Re: Figa Figowiec Ficus Carica Freezmaster II - relacje z uprawy
Czytam Wasze posty na temat figowców i mam taką ciekawostkę.W roku 1994 /5 kupiłem suszone figi na Antylach.Wysiałem nasionka w doniczce na statku.1 małą roślinkę przywiozłem do polski zasadziłem na działce w Świnoujściu i mam drzewko 2,5 m wysokie.Trochę je owijam na zimę ,od czasu do czasu przemarza,ładnie wygląda i nawet ma owoce.
Re: Figa Figowiec Ficus Carica Freezmaster II - relacje z uprawy
Edy masz pokaźne drzewko jak na Polskie warunki. Posadziłeś w Swinoujściu a tam zimy łagodne. Czy te owocę Ci dojrzewają ? Ile razy w roku owocuje ten figowiec ?
Pozdrowienia z Wrocławia
Re: Figa Figowiec Ficus Carica Freezmaster II - relacje z uprawy
Bywają lata że owoce dojrzewają ,nie są rewelacyjne.Ale liście ma ogromne dekoracyjne ok 30 cm średnicy.Pozdrowienia.
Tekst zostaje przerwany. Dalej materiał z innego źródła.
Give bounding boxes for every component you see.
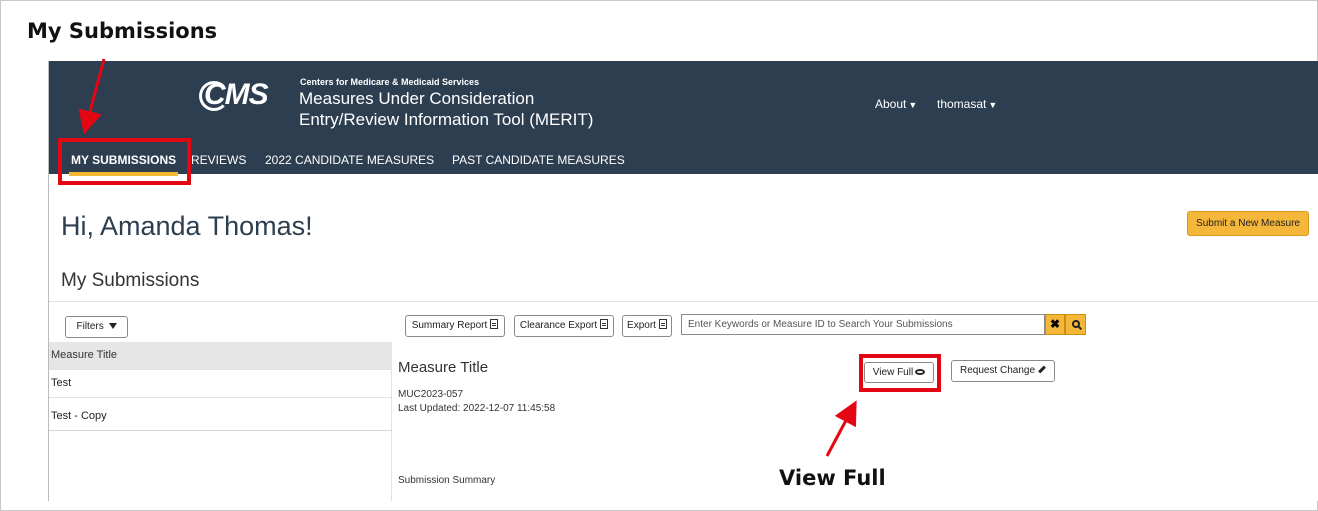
search-icon — [1071, 320, 1080, 328]
filter-icon — [108, 323, 117, 329]
view-full-label: View Full — [872, 367, 914, 378]
cms-logo[interactable]: CMS — [204, 78, 269, 112]
clear-icon: ✖ — [1049, 317, 1061, 331]
divider — [49, 301, 1318, 302]
export-label: Export — [627, 320, 656, 331]
export-button[interactable]: Export — [622, 315, 672, 337]
tab-my-submissions[interactable]: MY SUBMISSIONS — [68, 153, 179, 176]
submissions-list: Measure Title Test Test - Copy — [49, 342, 392, 501]
pencil-icon — [1038, 365, 1046, 374]
request-change-label: Request Change — [959, 365, 1036, 376]
user-menu-label: thomasat — [937, 97, 987, 111]
clearance-export-button[interactable]: Clearance Export — [514, 315, 614, 337]
list-header: Measure Title — [49, 342, 392, 370]
site-header: CMS Centers for Medicare & Medicaid Serv… — [49, 61, 1318, 176]
measure-id: MUC2023-057 — [398, 389, 464, 400]
summary-report-button[interactable]: Summary Report — [405, 315, 505, 337]
document-icon — [600, 319, 609, 329]
about-menu[interactable]: About ▼ — [875, 97, 917, 111]
filters-label: Filters — [76, 321, 104, 332]
clear-search-button[interactable]: ✖ — [1045, 314, 1065, 335]
list-item[interactable]: Test — [49, 370, 392, 398]
detail-title: Measure Title — [398, 359, 489, 376]
eye-icon — [915, 369, 926, 375]
caret-down-icon: ▼ — [908, 100, 918, 110]
request-change-button[interactable]: Request Change — [951, 360, 1055, 382]
search-input[interactable]: Enter Keywords or Measure ID to Search Y… — [681, 314, 1045, 335]
tool-name-line1: Measures Under Consideration — [299, 89, 535, 108]
annotation-view-full-callout: View Full — [779, 466, 886, 490]
page-greeting: Hi, Amanda Thomas! — [61, 211, 313, 241]
caret-down-icon: ▼ — [988, 100, 998, 110]
submit-new-measure-button[interactable]: Submit a New Measure — [1187, 211, 1309, 236]
list-item[interactable]: Test - Copy — [49, 403, 392, 431]
tool-name-line2: Entry/Review Information Tool (MERIT) — [299, 110, 594, 129]
search-button[interactable] — [1065, 314, 1086, 335]
view-full-button[interactable]: View Full — [864, 362, 934, 383]
document-icon — [658, 319, 667, 329]
last-updated: Last Updated: 2022-12-07 11:45:58 — [398, 403, 556, 414]
filters-button[interactable]: Filters — [65, 316, 128, 338]
annotated-screenshot-frame: My Submissions CMS Centers for Medicare … — [0, 0, 1318, 511]
tab-past-candidate-measures[interactable]: PAST CANDIDATE MEASURES — [452, 153, 625, 167]
main-nav: MY SUBMISSIONS REVIEWS 2022 CANDIDATE ME… — [49, 147, 1318, 176]
submission-summary-label: Submission Summary — [398, 475, 496, 486]
section-title: My Submissions — [61, 270, 200, 291]
document-icon — [490, 319, 499, 329]
summary-report-label: Summary Report — [411, 320, 488, 331]
user-menu[interactable]: thomasat ▼ — [937, 97, 997, 111]
org-name: Centers for Medicare & Medicaid Services — [300, 77, 480, 87]
tab-reviews[interactable]: REVIEWS — [191, 153, 246, 167]
annotation-title: My Submissions — [27, 19, 218, 43]
about-menu-label: About — [875, 97, 907, 111]
tab-2022-candidate-measures[interactable]: 2022 CANDIDATE MEASURES — [265, 153, 434, 167]
clearance-export-label: Clearance Export — [519, 320, 598, 331]
app-screenshot: CMS Centers for Medicare & Medicaid Serv… — [48, 61, 1318, 501]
Re: Figa Figowiec Ficus Carica Freezmaster II - relacje z uprawy
Owoce wyrastają całe lato lecz tylko pierwsze dojrzewają.Teraz mam roczną sadzonkę BT,siedzi w szklarni ,rośnie pięknie,czeka na maj.Eddy pisze:Bywają lata że owoce dojrzewają ,nie są rewelacyjne.Ale liście ma ogromne dekoracyjne ok 30 cm średnicy.Pozdrowienia.
Re: Figa Figowiec Ficus Carica Freezmaster II - relacje z uprawy
Eddy posadź coś wczesnego to będą dojrzewać a przy tym możesz mieć ładne drzewko bo my tutaj na południu tylko krzaki figowe Za zimno i przemarzają często.